HMG proteins 14 and 17 become cross-linked to the globular domain of histone H3 near the nucleosome core particle dyad

HMG proteins were derivatized with the photoactivatable cross-linker N-succinimidyl 3-((4-azidophenyl)dithio)propionate and then allowed to associate with nucleosome core particles. Following photolysis, peptide mapping of the principal dimeric adducts was carried out. Cross-linking occurred primarily from a central location in the HMGs to a central location in H3. The positions of these cross-links, considered along with other data from the literature, show that HMG proteins 14 and 17 make important contacts to H3 near the front face of the nucleosome. This raises the possibility that HMGs 14 and 17 participate in the reported conformational transition which exposes the H3 sulfhydryls of active nucleosomes.

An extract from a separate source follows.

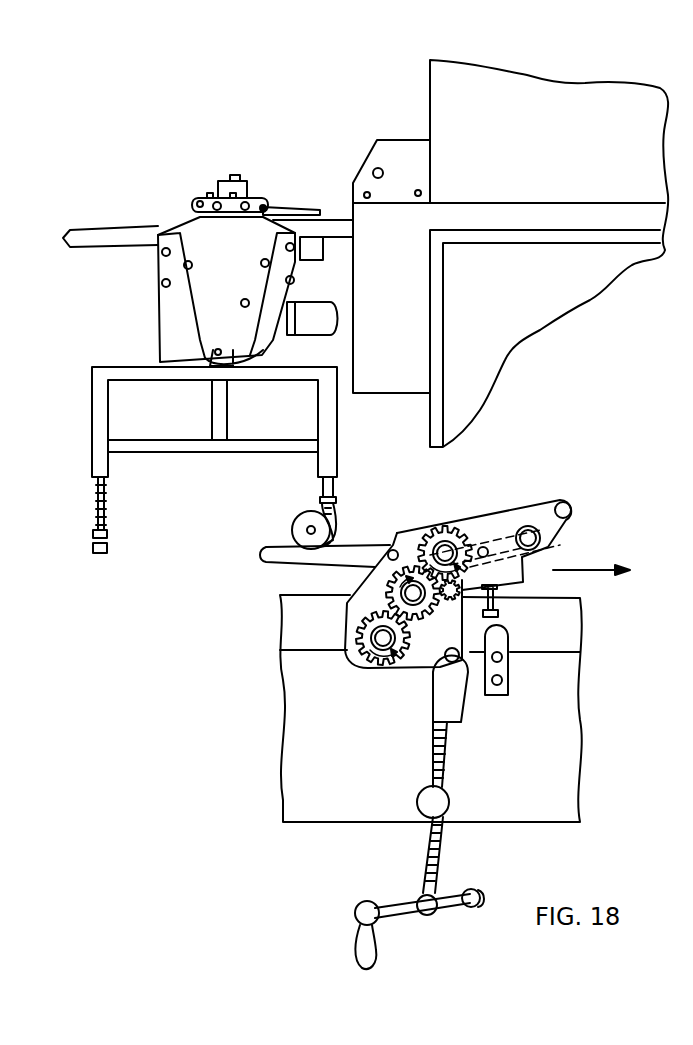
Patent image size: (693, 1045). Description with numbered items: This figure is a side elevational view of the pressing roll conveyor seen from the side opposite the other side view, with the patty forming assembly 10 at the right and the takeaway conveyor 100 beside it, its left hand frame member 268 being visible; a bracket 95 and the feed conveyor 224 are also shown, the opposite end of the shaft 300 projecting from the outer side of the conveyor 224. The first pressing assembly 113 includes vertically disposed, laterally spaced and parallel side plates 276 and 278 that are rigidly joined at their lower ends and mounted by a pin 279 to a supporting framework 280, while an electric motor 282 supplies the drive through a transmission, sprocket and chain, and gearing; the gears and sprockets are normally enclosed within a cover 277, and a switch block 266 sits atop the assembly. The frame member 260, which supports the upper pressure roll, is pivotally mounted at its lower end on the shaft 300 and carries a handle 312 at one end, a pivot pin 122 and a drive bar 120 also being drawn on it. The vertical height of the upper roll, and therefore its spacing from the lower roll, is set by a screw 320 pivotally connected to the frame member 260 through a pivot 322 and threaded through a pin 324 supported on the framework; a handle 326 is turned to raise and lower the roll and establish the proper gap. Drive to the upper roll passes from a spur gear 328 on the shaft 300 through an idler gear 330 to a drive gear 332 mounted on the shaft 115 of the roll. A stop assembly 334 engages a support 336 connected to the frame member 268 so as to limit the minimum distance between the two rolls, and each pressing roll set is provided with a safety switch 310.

Recombinant human chromosomal proteins HMG-14 and HMG-17

Vectors for expressing human chromosomal proteins HMG-14 and HMG-17 in bacterial cultures under the control of the temperature-inducible lambda PL promoter have been constructed. The open reading frames of the cDNAs have been amplified by the polymerase chain reaction (PCR), utilizing amplimers containing desired restriction sites, thereby facilitating precise location of the initiation codon downstream from a ribosomal binding site. Expression of the recombinant proteins does not significantly affect bacterial growth. The rate of synthesis of the recombinant proteins is maximal during the initial stages of induction and slows down appreciably with time. After an initial burst of protein synthesis, the level of the recombinant protein in the bacterial extracts remains constant at different times following induction. Methods for rapid extraction and purification of the recombinant proteins are described. The recombinant proteins are compared to the proteins isolated from eucaryotic cells by electrophoretic mobility, Western analysis and nucleosome core mobility-shift assays. The ability of the proteins to shift the mobility of the nucleosome cores, but not that of DNA, can be used as a functional assay for these HMG proteins. A source for large quantities of human chromosomal proteins HMG-14 and HMG-17 will facilitate studies on their structure, cellular function and mechanism of interaction with nucleosomes.